Imprinting Images On Your Kids

My dad always wore a hat. Not just any old hat, though. Fedoras were never his thing and he absolutely despised baseball caps. It was a newsboy cap. A tweed, 8-panel newsboy cap. Usually brown herringbone or flecked Donegal. He wore it all the time, even in the summer. Maybe it was because he was from a working-class Irish family in the Bronx. Maybe it was because he loved the game of golf. Maybe he just liked it. I don’t think he really gave it much thought. But it’s one of the most vivid memories I have of him. He died when I was in my late 20s, so I wasn’t super young, but my parents separated when I was 7 and he was in and out of my life (mostly out) from then on. 

I have lots of memories of him. But whenever I think of him, I think of the cap. We never had a real football to play with, so we would ball up his cap and throw that around. Or toss it like a frisbee. “Dad” and “Dad’s cap” are inseparable in my mind. Some time after my dad died I was chatting with my sister who mentioned getting choked up after seeing a man on the street who resembled him. “He was wearing one of those striped polo shirts dad always wore”, she said. I thought about that for a moment. I mean, I guess she was right. Dad did wear polo shirts sometimes but “Dad in a striped polo shirt” wasn’t the image that was stamped in my mind. It was “Dad in his cap”. How could her image be anything different?

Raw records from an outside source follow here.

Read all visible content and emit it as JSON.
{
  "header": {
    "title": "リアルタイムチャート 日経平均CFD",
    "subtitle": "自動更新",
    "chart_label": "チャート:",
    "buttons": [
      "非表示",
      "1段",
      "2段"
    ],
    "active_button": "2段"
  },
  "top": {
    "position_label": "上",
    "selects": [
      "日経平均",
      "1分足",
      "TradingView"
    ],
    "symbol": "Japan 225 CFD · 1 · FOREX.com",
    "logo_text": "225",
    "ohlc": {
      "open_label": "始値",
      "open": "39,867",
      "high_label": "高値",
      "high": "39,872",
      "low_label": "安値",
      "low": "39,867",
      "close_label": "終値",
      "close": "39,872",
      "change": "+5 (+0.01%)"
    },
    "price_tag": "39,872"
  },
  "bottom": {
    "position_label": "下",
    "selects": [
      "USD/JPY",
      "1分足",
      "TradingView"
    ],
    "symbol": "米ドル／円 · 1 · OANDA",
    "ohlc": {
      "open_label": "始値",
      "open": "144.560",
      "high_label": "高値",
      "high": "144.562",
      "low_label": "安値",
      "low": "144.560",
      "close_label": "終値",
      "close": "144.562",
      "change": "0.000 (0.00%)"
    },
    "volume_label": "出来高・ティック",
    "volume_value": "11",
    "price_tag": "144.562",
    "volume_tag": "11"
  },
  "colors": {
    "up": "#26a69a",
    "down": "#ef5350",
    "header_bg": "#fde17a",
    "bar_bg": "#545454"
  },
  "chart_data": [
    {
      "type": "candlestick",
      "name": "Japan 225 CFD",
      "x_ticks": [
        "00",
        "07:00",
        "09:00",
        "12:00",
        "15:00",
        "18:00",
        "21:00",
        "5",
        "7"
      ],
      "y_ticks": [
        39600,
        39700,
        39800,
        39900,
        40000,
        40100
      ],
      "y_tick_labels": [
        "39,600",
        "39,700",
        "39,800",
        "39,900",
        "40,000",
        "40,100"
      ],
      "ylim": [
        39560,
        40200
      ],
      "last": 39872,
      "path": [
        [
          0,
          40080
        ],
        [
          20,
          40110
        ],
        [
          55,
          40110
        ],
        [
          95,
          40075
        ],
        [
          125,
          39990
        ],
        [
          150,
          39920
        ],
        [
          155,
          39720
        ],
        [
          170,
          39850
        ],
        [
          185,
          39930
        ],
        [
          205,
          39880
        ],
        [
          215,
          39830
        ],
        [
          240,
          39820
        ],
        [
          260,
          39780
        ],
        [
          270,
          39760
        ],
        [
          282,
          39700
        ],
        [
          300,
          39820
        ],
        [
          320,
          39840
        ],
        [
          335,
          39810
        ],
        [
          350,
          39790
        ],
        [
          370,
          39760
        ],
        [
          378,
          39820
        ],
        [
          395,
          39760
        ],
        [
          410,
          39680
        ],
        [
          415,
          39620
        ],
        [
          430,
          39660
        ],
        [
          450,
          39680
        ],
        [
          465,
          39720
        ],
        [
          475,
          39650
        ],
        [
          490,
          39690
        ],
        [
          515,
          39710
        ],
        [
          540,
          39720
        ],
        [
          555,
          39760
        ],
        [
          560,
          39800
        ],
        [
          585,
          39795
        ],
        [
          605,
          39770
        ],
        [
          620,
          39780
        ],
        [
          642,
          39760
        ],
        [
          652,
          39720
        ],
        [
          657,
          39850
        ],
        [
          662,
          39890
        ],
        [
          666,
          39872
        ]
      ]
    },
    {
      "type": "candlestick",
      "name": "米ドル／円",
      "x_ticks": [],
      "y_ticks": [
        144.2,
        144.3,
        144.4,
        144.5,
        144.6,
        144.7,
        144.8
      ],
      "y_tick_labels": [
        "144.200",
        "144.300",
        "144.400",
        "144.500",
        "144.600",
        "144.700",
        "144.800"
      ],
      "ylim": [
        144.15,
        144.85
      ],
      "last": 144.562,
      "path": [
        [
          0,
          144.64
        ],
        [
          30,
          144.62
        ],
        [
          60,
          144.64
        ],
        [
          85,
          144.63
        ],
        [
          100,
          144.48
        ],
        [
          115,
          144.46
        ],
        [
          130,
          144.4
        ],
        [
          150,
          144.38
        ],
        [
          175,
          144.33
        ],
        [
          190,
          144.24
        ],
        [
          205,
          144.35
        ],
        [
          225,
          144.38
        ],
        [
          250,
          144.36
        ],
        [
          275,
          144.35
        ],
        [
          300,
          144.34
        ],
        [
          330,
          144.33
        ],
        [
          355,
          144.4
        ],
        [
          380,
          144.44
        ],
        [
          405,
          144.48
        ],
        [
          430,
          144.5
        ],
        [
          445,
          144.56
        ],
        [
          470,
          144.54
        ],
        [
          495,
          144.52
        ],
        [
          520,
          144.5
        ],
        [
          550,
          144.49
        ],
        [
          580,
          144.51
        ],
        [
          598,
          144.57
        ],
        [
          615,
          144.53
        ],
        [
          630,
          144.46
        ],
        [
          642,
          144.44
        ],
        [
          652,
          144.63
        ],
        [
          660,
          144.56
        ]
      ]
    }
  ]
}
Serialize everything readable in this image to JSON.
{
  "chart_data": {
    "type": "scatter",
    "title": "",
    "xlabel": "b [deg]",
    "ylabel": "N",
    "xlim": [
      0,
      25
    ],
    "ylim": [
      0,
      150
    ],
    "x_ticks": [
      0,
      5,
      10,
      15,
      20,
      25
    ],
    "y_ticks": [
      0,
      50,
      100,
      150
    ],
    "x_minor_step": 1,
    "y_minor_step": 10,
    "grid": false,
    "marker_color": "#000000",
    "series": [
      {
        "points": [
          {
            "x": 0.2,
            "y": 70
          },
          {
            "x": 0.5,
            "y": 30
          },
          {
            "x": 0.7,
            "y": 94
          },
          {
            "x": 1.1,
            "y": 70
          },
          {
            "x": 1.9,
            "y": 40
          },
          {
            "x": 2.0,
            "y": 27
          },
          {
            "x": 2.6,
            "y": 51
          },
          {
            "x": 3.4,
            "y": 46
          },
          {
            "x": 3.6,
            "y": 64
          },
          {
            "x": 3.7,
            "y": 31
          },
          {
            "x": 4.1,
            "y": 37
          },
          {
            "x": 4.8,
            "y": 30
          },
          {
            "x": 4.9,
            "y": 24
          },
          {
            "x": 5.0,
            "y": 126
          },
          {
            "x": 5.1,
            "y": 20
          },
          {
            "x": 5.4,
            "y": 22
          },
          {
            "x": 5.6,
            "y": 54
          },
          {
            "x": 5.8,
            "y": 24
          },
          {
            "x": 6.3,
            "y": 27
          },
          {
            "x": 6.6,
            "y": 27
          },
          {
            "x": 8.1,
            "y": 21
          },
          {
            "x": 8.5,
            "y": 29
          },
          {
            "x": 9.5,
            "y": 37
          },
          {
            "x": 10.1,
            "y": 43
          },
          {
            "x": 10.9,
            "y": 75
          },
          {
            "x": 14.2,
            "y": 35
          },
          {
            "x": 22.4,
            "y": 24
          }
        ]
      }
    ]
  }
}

Now that I am a dad to two little boys I constantly think about the kinds of things they associate with me or what they will remember about me when I finally shuffle off the mortal coil. As dads, we leave strong impressions on our children no matter what. Shouldn’t we choose to be intentional with that messaging? What do our clothing choices say to our children? What lessons can we teach? What subliminal messages are they soaking up without us even realizing it? 

What do I want my kids to learn from my clothing choices?

How to take care of your things:

Before the pandemic, when I would get home from work, my son (who was about 2 1/2 at the time) would accompany me to our bedroom as I changed my clothes. He would tell me about what happened at daycare (in his best garbled toddler language). I would hang up my sport coat and trousers and slide cedar shoe trees into my derbies. As toddlers do, he would ask why I was doing those things. I always try to explain things to him as simply as possible. I said it’s important to take care of our things so they last a long time and it’s important to put things away so we know where it is for next time. The more we did this little ritual, the more we added to the routine. He really looked forward to putting my socks in the laundry hamper and even started retrieving my shoe trees for me. I cherished that dedicated daddy/son time. It’s been a long time since we did that with any sort of consistency but he still remembers it vaguely. I know I’ll never forget it. 

How to have self respect:

If you look like a slob, you feel like a slob. We all know the transformative effects of what we wear. Just like exercise, eating well, and educating yourself, dressing with intention is a way to show respect and kindness for yourself.

Acknowledge that the world is unfair:

This one is more for the older kids, as it will probably go over the heads of the real youngsters. It’s a cruel reality that we judge on outward appearance. We all wish it wasn’t the case and that we could automatically look past the exterior into someone’s heart. Unfortunately, that will never be reality, so let’s stack the deck in our favor from the get-go by attempting to make a positive visual impression. It’s easier than you think. It really comes down to effort. Shined shoes. A shirt that fits well. A warm smile. 

How to have respect for others:

Dressing well signals to other people that you respect and appreciate them. At a restaurant, show the staff how much their hard work and expertise is appreciated. At the theater, signal that you recognize how much work and dedication went into putting on that performance. You will also elevate the experience of those around you and help contribute to everyone’s general good time.

How to not sweat the small stuff:

Don’t be a slob but don’t be fastidious. No fit is ever perfect. No ironing job is ever flawless. There will always be not enough cuff showing or a slouchy sock here and there. Don’t stress over every shoulder divot or not-quite-right trouser break. We live in the real world where things tumble and flow (especially with kids). Enjoy your clothes; live your life.

Our kids are always listening and always watching. We are their examples for how to live, how to act, and yes, what to wear. I like knowing I can send some positive messages their way just by what I pull on in the morning. Then again, maybe I’m just trying to exert some sort of control over this chaotic and unpredictable endeavor known as fatherhood. Whatever the reason, you can bet I’ll be doing it while wearing a cap.